ARMONK, USA: IBM has announced details of new application security software designed to help clients securely manage employee, partner and customer IT users and their access to company applications and information.

The new release of IBM Tivoli Federated Identity Manager software focuses on enabling a company's separate business divisions to deploy secure software applications using open standards and a wide range of security credentials without needing to embed complex security logic into each application.

The solution simplifies application integration using many forms of user credentials and facilitates the secure sharing of information between trusted parties -- such as business partners or separately managed divisions within an organization operating in an SOA environment.

IBM, the current leader in Identity and Access Management software revenue, according to analyst firm IDC, bolsters its existing portfolio with this new release that provides new management capabilities, user-centric identity technology and substantially extended interoperability with several open industry standards and other vendors' software.

"With its extended interoperability, IBM Tivoli Federated Identity Manager is uniquely positioned to simplify application security integration, enabling business process and application owners to deliver their services without being constrained by IT security and compliance issues," said Venkat Raghavan, director of product management, IBM Tivoli security, risk and compliance software. "This enables clients to tie together various organizational and business silos while also simplifying the integration between their company and partners' Web sites."

The vexing challenge for developers building applications is how to deal with the multitude of user credentials that need to be managed while providing end-to-end security. Using an office building analogy, end-to-end security could entail electronic locks opened by employee badges on the front door and keys for individual offices and file cabinets that store business critical information.

Similarly, in the IT environment, it is common to have a single application that needs to support many forms of user credentials as business processes and organizations are linked across many facets of a company, including mainframe applications. Managing and securing access to a company's many services, applications and data are needed to meet security and compliance requirements.
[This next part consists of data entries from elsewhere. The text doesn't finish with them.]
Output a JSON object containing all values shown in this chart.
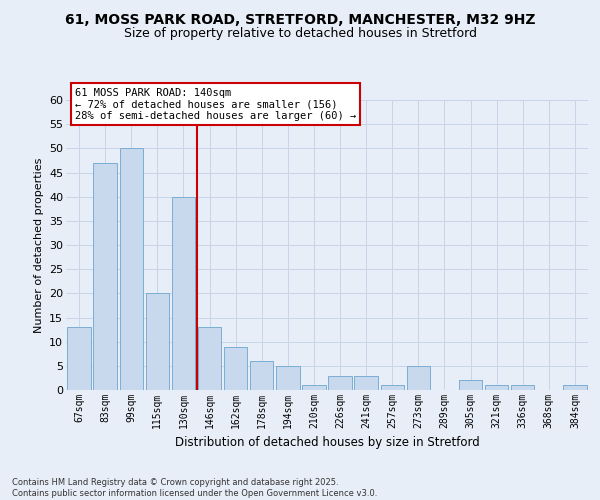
{
  "title1": "61, MOSS PARK ROAD, STRETFORD, MANCHESTER, M32 9HZ",
  "title2": "Size of property relative to detached houses in Stretford",
  "xlabel": "Distribution of detached houses by size in Stretford",
  "ylabel": "Number of detached properties",
  "categories": [
    "67sqm",
    "83sqm",
    "99sqm",
    "115sqm",
    "130sqm",
    "146sqm",
    "162sqm",
    "178sqm",
    "194sqm",
    "210sqm",
    "226sqm",
    "241sqm",
    "257sqm",
    "273sqm",
    "289sqm",
    "305sqm",
    "321sqm",
    "336sqm",
    "368sqm",
    "384sqm"
  ],
  "values": [
    13,
    47,
    50,
    20,
    40,
    13,
    9,
    6,
    5,
    1,
    3,
    3,
    1,
    5,
    0,
    2,
    1,
    1,
    0,
    1
  ],
  "bar_color": "#c9d9ed",
  "bar_edge_color": "#7baed4",
  "grid_color": "#c8d4e8",
  "background_color": "#e8eef8",
  "red_line_x": 4.5,
  "annotation_text": "61 MOSS PARK ROAD: 140sqm\n← 72% of detached houses are smaller (156)\n28% of semi-detached houses are larger (60) →",
  "annotation_box_color": "#ffffff",
  "annotation_box_edge": "#cc0000",
  "red_line_color": "#cc0000",
  "ylim": [
    0,
    60
  ],
  "yticks": [
    0,
    5,
    10,
    15,
    20,
    25,
    30,
    35,
    40,
    45,
    50,
    55,
    60
  ],
  "footer": "Contains HM Land Registry data © Crown copyright and database right 2025.\nContains public sector information licensed under the Open Government Licence v3.0.",
  "title_fontsize": 10,
  "subtitle_fontsize": 9,
  "footer_fontsize": 6
}
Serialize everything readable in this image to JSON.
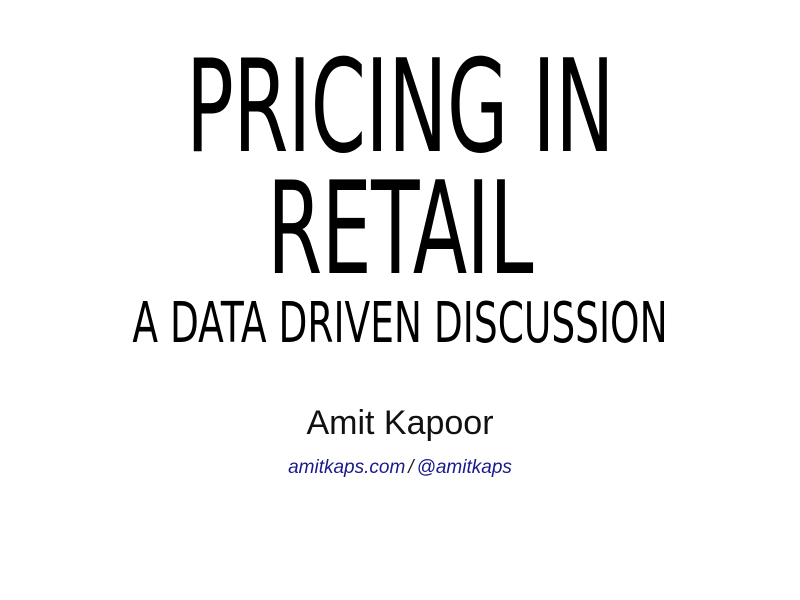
{
  "slide": {
    "title_line1": "PRICING IN",
    "title_line2": "RETAIL",
    "subtitle": "A DATA DRIVEN DISCUSSION",
    "author": "Amit Kapoor",
    "website_link": "amitkaps.com",
    "separator": "/",
    "twitter_link": "@amitkaps",
    "link_color": "#1a1a8c",
    "text_color": "#000000",
    "background_color": "#ffffff"
  }
}
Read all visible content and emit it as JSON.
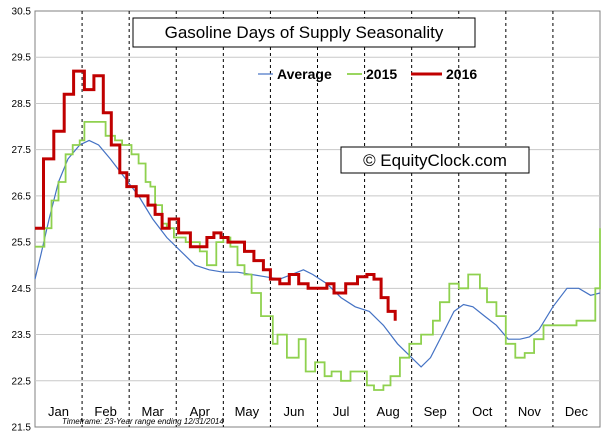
{
  "chart_data": {
    "type": "line",
    "title": "Gasoline Days of Supply Seasonality",
    "watermark": "© EquityClock.com",
    "footnote": "Timeframe: 23-Year range ending 12/31/2014",
    "x_categories": [
      "Jan",
      "Feb",
      "Mar",
      "Apr",
      "May",
      "Jun",
      "Jul",
      "Aug",
      "Sep",
      "Oct",
      "Nov",
      "Dec"
    ],
    "ylim": [
      21.5,
      30.5
    ],
    "y_ticks": [
      "21.5",
      "22.5",
      "23.5",
      "24.5",
      "25.5",
      "26.5",
      "27.5",
      "28.5",
      "29.5",
      "30.5"
    ],
    "x_unit": "month (0 = start of Jan, 12 = end of Dec)",
    "grid": true,
    "legend_position": "top-center",
    "series": [
      {
        "name": "Average",
        "color": "#4472c4",
        "style": "thin",
        "points": [
          [
            0,
            24.7
          ],
          [
            0.12,
            25.2
          ],
          [
            0.3,
            26.0
          ],
          [
            0.5,
            26.8
          ],
          [
            0.7,
            27.3
          ],
          [
            0.95,
            27.6
          ],
          [
            1.15,
            27.7
          ],
          [
            1.35,
            27.6
          ],
          [
            1.6,
            27.3
          ],
          [
            1.9,
            26.9
          ],
          [
            2.2,
            26.5
          ],
          [
            2.5,
            26.0
          ],
          [
            2.8,
            25.6
          ],
          [
            3.1,
            25.3
          ],
          [
            3.4,
            25.0
          ],
          [
            3.7,
            24.9
          ],
          [
            4.0,
            24.85
          ],
          [
            4.3,
            24.85
          ],
          [
            4.6,
            24.8
          ],
          [
            4.9,
            24.75
          ],
          [
            5.2,
            24.7
          ],
          [
            5.45,
            24.8
          ],
          [
            5.7,
            24.9
          ],
          [
            5.9,
            24.8
          ],
          [
            6.2,
            24.6
          ],
          [
            6.5,
            24.3
          ],
          [
            6.8,
            24.1
          ],
          [
            7.1,
            24.0
          ],
          [
            7.4,
            23.7
          ],
          [
            7.7,
            23.3
          ],
          [
            8.0,
            23.0
          ],
          [
            8.2,
            22.8
          ],
          [
            8.4,
            23.0
          ],
          [
            8.65,
            23.5
          ],
          [
            8.9,
            24.0
          ],
          [
            9.1,
            24.15
          ],
          [
            9.3,
            24.1
          ],
          [
            9.55,
            23.9
          ],
          [
            9.8,
            23.7
          ],
          [
            10.05,
            23.4
          ],
          [
            10.3,
            23.4
          ],
          [
            10.5,
            23.45
          ],
          [
            10.7,
            23.6
          ],
          [
            11.0,
            24.1
          ],
          [
            11.3,
            24.5
          ],
          [
            11.55,
            24.5
          ],
          [
            11.8,
            24.35
          ],
          [
            12.0,
            24.4
          ]
        ]
      },
      {
        "name": "2015",
        "color": "#8fd14f",
        "style": "step",
        "points": [
          [
            0,
            25.4
          ],
          [
            0.2,
            25.8
          ],
          [
            0.35,
            26.4
          ],
          [
            0.5,
            26.8
          ],
          [
            0.65,
            27.4
          ],
          [
            0.8,
            27.6
          ],
          [
            0.95,
            27.7
          ],
          [
            1.05,
            28.1
          ],
          [
            1.5,
            27.8
          ],
          [
            1.7,
            27.7
          ],
          [
            1.85,
            27.6
          ],
          [
            2.05,
            27.4
          ],
          [
            2.2,
            27.2
          ],
          [
            2.35,
            26.8
          ],
          [
            2.45,
            26.7
          ],
          [
            2.55,
            26.3
          ],
          [
            2.7,
            25.9
          ],
          [
            2.8,
            25.8
          ],
          [
            2.95,
            25.6
          ],
          [
            3.2,
            25.5
          ],
          [
            3.35,
            25.5
          ],
          [
            3.5,
            25.3
          ],
          [
            3.65,
            25.0
          ],
          [
            3.85,
            25.5
          ],
          [
            4.0,
            25.6
          ],
          [
            4.15,
            25.4
          ],
          [
            4.3,
            25.0
          ],
          [
            4.45,
            24.8
          ],
          [
            4.6,
            24.4
          ],
          [
            4.8,
            23.9
          ],
          [
            5.05,
            23.3
          ],
          [
            5.15,
            23.5
          ],
          [
            5.35,
            23.0
          ],
          [
            5.6,
            23.4
          ],
          [
            5.75,
            22.7
          ],
          [
            5.95,
            22.9
          ],
          [
            6.15,
            22.6
          ],
          [
            6.3,
            22.7
          ],
          [
            6.5,
            22.5
          ],
          [
            6.7,
            22.7
          ],
          [
            7.05,
            22.4
          ],
          [
            7.2,
            22.3
          ],
          [
            7.4,
            22.4
          ],
          [
            7.55,
            22.6
          ],
          [
            7.75,
            23.0
          ],
          [
            7.95,
            23.3
          ],
          [
            8.2,
            23.5
          ],
          [
            8.45,
            23.8
          ],
          [
            8.6,
            24.2
          ],
          [
            8.8,
            24.6
          ],
          [
            9.0,
            24.5
          ],
          [
            9.2,
            24.8
          ],
          [
            9.45,
            24.5
          ],
          [
            9.6,
            24.2
          ],
          [
            9.8,
            23.9
          ],
          [
            10.0,
            23.3
          ],
          [
            10.2,
            23.0
          ],
          [
            10.4,
            23.1
          ],
          [
            10.6,
            23.4
          ],
          [
            10.8,
            23.7
          ],
          [
            11.0,
            23.7
          ],
          [
            11.25,
            23.7
          ],
          [
            11.5,
            23.8
          ],
          [
            11.8,
            23.8
          ],
          [
            11.9,
            24.5
          ],
          [
            12.0,
            25.8
          ]
        ]
      },
      {
        "name": "2016",
        "color": "#c00000",
        "style": "step-thick",
        "points": [
          [
            0,
            25.8
          ],
          [
            0.18,
            27.3
          ],
          [
            0.4,
            27.9
          ],
          [
            0.62,
            28.7
          ],
          [
            0.82,
            29.2
          ],
          [
            1.05,
            28.8
          ],
          [
            1.25,
            29.1
          ],
          [
            1.45,
            28.3
          ],
          [
            1.62,
            27.6
          ],
          [
            1.8,
            27.0
          ],
          [
            1.95,
            26.7
          ],
          [
            2.15,
            26.5
          ],
          [
            2.4,
            26.3
          ],
          [
            2.55,
            26.1
          ],
          [
            2.7,
            25.8
          ],
          [
            2.85,
            26.0
          ],
          [
            3.05,
            25.7
          ],
          [
            3.3,
            25.4
          ],
          [
            3.45,
            25.4
          ],
          [
            3.65,
            25.6
          ],
          [
            3.8,
            25.7
          ],
          [
            3.95,
            25.6
          ],
          [
            4.1,
            25.5
          ],
          [
            4.3,
            25.5
          ],
          [
            4.45,
            25.3
          ],
          [
            4.65,
            25.1
          ],
          [
            4.85,
            24.9
          ],
          [
            5.0,
            24.7
          ],
          [
            5.2,
            24.6
          ],
          [
            5.4,
            24.8
          ],
          [
            5.6,
            24.6
          ],
          [
            5.8,
            24.5
          ],
          [
            6.0,
            24.5
          ],
          [
            6.2,
            24.6
          ],
          [
            6.35,
            24.4
          ],
          [
            6.6,
            24.6
          ],
          [
            6.85,
            24.75
          ],
          [
            7.05,
            24.8
          ],
          [
            7.2,
            24.7
          ],
          [
            7.35,
            24.3
          ],
          [
            7.5,
            24.0
          ],
          [
            7.65,
            23.8
          ]
        ]
      }
    ]
  }
}
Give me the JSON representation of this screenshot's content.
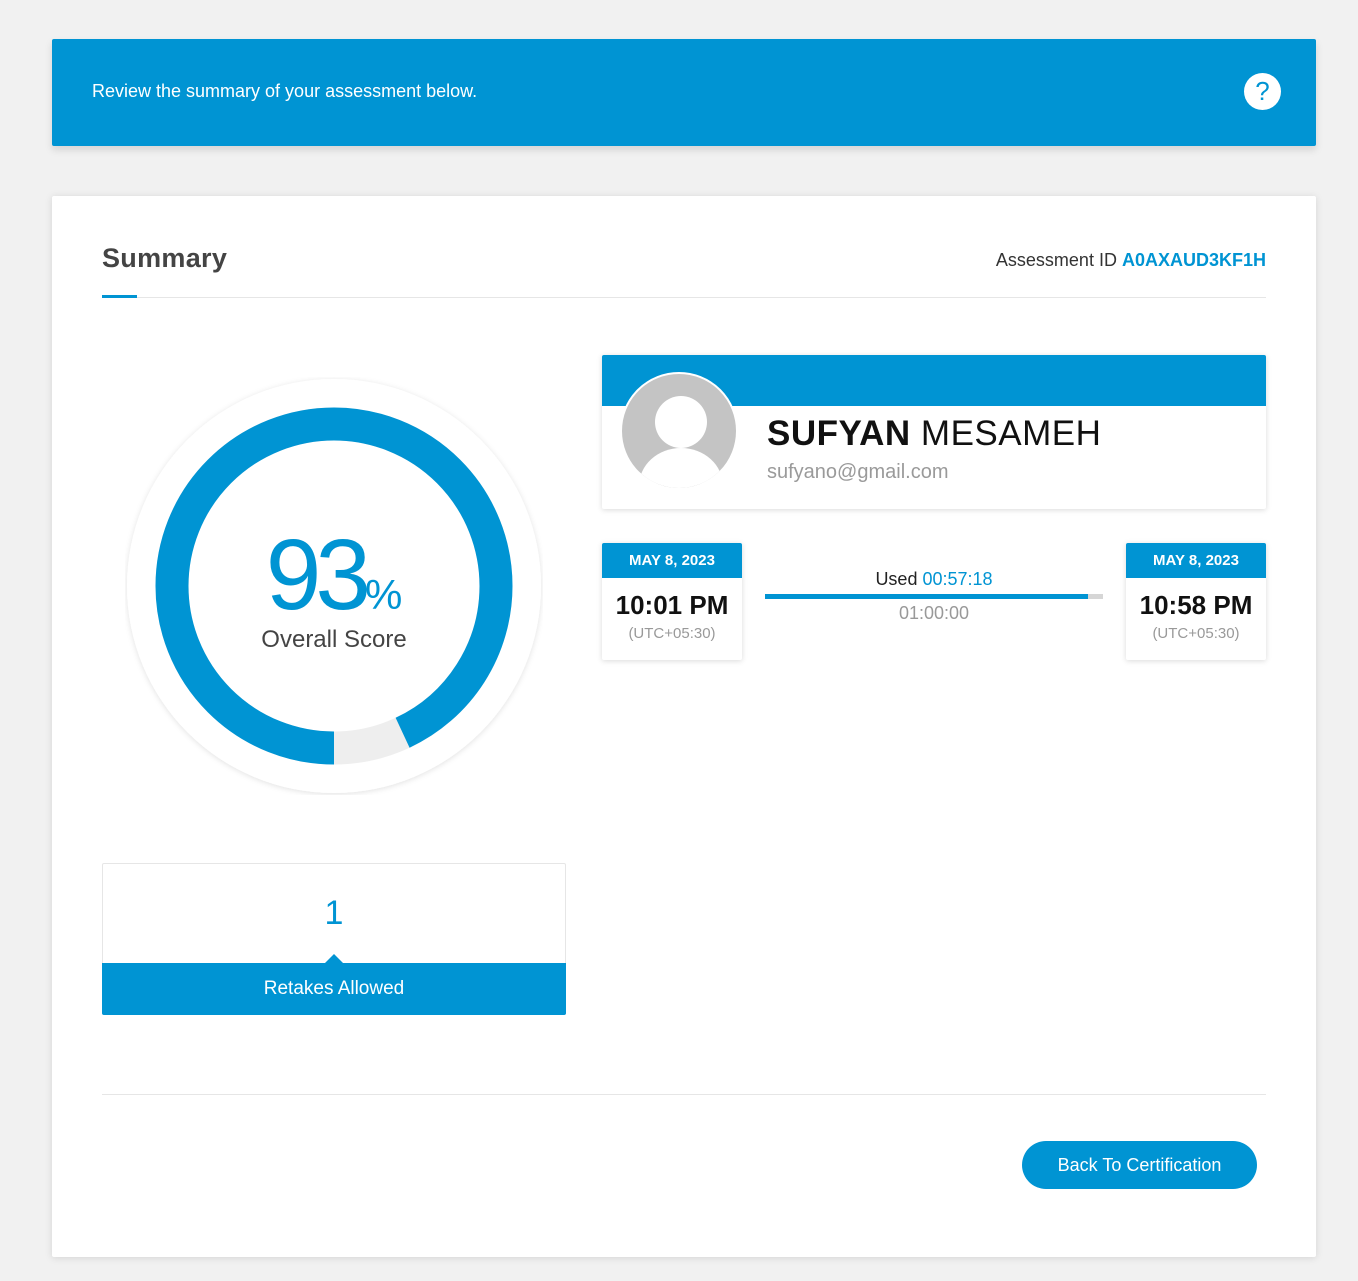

This new IBM Tivoli software release automates the management of user credentials across applications without the application specialists needing to be security experts. Application owners define the type of credential needed based on an application's risk profile, and end users who present their credentials are automatically signed-on and given access to the various parts of the applications as appropriate. The software also provides auditors with a single view of the credentials used to help validate that the user access matches policy.